The GAO Report does not provide analysis or recommendations, but furnishes an opportunity to reflect on the recently enacted Corporate Transparency Act. While it proffers a positive way forward to start catching up with international standards, it obviously falls below in several ways.
The collection of data is limited to those entities which must file with the Secretary of State. As a result, it will miss private trusts and other entities that do not need to file with the Secretary of State.
It remains to be seen whether the way in which FinCEN obtains and maintains the information will be in a standard format internationally so that it can be easily shared with other law enforcement and regulators.
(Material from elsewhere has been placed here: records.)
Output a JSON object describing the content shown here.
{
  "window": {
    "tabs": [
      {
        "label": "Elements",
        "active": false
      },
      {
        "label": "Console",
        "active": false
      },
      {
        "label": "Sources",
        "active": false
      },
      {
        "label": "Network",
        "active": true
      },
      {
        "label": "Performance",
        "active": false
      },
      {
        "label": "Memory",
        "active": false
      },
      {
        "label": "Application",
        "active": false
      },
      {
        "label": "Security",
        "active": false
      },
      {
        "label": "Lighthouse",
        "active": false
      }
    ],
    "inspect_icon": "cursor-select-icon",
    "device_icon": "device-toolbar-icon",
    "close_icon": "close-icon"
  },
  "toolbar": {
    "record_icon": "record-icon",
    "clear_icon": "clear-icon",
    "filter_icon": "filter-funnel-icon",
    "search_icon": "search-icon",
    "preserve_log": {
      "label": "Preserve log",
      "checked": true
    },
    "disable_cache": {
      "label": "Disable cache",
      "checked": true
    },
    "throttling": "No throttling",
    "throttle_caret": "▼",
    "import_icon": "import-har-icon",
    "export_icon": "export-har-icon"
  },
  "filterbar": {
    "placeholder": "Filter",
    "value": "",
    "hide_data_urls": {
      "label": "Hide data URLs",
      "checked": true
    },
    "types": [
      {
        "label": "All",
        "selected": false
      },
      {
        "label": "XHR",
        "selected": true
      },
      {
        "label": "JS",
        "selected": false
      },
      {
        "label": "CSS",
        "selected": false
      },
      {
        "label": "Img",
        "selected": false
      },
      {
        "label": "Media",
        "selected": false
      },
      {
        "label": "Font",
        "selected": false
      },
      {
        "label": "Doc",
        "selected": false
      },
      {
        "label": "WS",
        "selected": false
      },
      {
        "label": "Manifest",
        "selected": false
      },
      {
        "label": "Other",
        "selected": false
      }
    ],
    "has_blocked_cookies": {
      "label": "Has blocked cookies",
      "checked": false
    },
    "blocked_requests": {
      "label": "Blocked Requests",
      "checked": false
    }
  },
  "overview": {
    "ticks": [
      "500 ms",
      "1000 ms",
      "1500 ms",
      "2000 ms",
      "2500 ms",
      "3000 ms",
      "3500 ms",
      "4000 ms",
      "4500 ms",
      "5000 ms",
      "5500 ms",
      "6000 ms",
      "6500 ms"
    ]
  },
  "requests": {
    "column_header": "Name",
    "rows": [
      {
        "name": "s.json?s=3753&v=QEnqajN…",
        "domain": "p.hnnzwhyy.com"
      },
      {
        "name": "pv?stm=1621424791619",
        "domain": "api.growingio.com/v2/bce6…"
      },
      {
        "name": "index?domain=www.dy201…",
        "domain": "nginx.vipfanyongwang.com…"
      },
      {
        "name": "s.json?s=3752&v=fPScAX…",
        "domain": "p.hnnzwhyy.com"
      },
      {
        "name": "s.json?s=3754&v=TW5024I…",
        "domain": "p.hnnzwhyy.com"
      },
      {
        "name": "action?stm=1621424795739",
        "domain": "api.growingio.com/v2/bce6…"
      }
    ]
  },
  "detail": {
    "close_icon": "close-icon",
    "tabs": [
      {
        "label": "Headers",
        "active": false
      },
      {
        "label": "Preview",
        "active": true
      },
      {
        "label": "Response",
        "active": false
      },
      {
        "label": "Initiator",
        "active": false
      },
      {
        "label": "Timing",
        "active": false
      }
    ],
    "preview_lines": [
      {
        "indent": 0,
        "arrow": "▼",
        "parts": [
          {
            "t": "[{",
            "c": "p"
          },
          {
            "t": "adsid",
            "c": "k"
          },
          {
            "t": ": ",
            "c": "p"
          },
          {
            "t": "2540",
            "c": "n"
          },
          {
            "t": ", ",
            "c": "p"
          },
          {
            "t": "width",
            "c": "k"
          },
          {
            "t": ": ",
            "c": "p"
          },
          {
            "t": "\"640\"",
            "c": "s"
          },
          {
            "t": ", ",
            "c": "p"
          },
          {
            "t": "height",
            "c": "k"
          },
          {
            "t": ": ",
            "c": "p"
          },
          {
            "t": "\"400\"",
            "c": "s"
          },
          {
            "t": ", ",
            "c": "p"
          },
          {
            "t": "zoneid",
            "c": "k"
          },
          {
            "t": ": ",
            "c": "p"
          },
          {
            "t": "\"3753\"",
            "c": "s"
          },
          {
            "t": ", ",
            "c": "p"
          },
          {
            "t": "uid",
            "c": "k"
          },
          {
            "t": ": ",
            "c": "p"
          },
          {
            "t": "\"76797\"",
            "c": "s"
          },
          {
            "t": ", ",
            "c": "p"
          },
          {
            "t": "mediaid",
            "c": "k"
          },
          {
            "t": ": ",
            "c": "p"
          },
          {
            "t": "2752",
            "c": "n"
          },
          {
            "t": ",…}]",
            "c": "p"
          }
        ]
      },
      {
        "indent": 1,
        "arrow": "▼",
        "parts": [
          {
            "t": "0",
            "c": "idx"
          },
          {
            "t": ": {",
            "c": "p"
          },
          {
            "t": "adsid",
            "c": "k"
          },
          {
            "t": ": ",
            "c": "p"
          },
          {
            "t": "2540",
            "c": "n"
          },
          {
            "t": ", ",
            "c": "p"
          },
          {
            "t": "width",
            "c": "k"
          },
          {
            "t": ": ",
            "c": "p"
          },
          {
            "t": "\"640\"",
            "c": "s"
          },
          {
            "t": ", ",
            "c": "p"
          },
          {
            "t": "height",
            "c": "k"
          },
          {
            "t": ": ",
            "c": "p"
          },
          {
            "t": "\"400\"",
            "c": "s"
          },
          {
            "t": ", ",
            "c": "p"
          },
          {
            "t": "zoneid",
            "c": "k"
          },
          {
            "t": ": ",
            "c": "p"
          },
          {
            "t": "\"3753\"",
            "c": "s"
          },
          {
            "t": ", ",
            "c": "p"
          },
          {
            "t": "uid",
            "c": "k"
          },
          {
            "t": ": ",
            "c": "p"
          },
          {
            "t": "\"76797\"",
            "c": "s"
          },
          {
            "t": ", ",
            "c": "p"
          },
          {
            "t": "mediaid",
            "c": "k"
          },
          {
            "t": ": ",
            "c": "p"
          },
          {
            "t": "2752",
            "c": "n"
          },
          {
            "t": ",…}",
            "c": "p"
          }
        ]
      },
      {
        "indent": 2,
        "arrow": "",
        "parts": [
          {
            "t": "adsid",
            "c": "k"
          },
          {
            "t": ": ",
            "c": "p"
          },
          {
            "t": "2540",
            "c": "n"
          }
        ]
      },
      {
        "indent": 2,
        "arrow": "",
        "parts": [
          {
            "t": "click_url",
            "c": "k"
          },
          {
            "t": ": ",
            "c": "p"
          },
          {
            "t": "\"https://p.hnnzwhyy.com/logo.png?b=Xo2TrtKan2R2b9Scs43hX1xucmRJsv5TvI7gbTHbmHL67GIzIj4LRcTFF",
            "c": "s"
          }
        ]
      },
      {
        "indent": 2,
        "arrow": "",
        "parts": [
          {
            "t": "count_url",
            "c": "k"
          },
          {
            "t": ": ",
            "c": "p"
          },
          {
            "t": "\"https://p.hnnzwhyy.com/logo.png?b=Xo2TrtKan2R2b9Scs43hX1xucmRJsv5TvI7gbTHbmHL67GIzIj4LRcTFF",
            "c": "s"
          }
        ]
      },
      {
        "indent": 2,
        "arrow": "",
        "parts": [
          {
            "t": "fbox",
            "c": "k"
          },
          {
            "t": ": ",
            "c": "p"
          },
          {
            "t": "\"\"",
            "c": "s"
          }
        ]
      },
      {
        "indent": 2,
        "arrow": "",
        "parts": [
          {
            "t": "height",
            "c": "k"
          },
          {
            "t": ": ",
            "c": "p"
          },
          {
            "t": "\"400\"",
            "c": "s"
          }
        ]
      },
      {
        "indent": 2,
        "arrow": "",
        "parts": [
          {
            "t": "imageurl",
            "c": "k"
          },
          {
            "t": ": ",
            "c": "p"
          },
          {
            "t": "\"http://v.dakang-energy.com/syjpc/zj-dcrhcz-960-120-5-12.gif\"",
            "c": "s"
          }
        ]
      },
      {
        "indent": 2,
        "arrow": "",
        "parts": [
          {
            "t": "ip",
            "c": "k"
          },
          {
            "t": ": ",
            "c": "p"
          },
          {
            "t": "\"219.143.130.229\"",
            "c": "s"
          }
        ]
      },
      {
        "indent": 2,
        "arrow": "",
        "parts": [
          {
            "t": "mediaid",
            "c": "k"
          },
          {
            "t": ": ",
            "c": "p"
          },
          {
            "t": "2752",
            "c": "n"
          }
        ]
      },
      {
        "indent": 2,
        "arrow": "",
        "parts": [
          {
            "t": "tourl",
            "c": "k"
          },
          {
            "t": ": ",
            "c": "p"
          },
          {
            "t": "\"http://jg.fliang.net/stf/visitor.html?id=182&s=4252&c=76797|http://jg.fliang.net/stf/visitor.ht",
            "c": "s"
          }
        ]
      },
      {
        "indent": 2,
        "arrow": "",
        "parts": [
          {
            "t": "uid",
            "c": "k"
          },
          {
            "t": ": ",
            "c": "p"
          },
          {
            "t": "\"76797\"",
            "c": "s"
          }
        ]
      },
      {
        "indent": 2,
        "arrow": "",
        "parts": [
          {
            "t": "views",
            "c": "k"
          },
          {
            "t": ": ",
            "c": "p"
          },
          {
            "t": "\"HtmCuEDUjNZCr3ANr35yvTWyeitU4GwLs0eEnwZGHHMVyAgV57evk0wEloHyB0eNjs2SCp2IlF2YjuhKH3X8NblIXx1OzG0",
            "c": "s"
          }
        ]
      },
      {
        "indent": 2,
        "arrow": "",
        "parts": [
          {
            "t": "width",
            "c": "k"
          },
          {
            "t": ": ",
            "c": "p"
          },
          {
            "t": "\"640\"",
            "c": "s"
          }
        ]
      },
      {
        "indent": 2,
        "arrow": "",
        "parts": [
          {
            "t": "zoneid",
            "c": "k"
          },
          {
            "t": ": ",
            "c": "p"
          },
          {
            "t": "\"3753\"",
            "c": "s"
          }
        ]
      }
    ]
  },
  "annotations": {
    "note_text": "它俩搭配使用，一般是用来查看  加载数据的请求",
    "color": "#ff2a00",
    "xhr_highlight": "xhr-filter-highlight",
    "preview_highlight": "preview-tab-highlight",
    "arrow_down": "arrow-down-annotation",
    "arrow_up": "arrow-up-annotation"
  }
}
The proposed beneficial ownership regulations under the CTA does not require verification of the information. In addition, contrary to the EU and other systems, the information is not accessible to the public. The lack of verification requirement and the inability of watch-dog non-government organizations and investigating journalists to access the information will deprive the data of a high degree of accuracy. Law of accuracy will diminish its utility.
Even without the analysis and recommendations, the GAO is especially useful in showing how U.S. law enforcement collaborates to scrutinize Suspicious Activity Reports and other data of a beneficial ownership nature to develop criminal investigations and prosecutions.
 For a useful survey of the beneficial ownership best practices of six countries and their implications, see Kathy Nicolaou-Manias and Yuchen Wu, Beneficial Ownership and Transparency: Learning from Best Practices, 2021 TNTI 248-11, Dec. 29, 2021.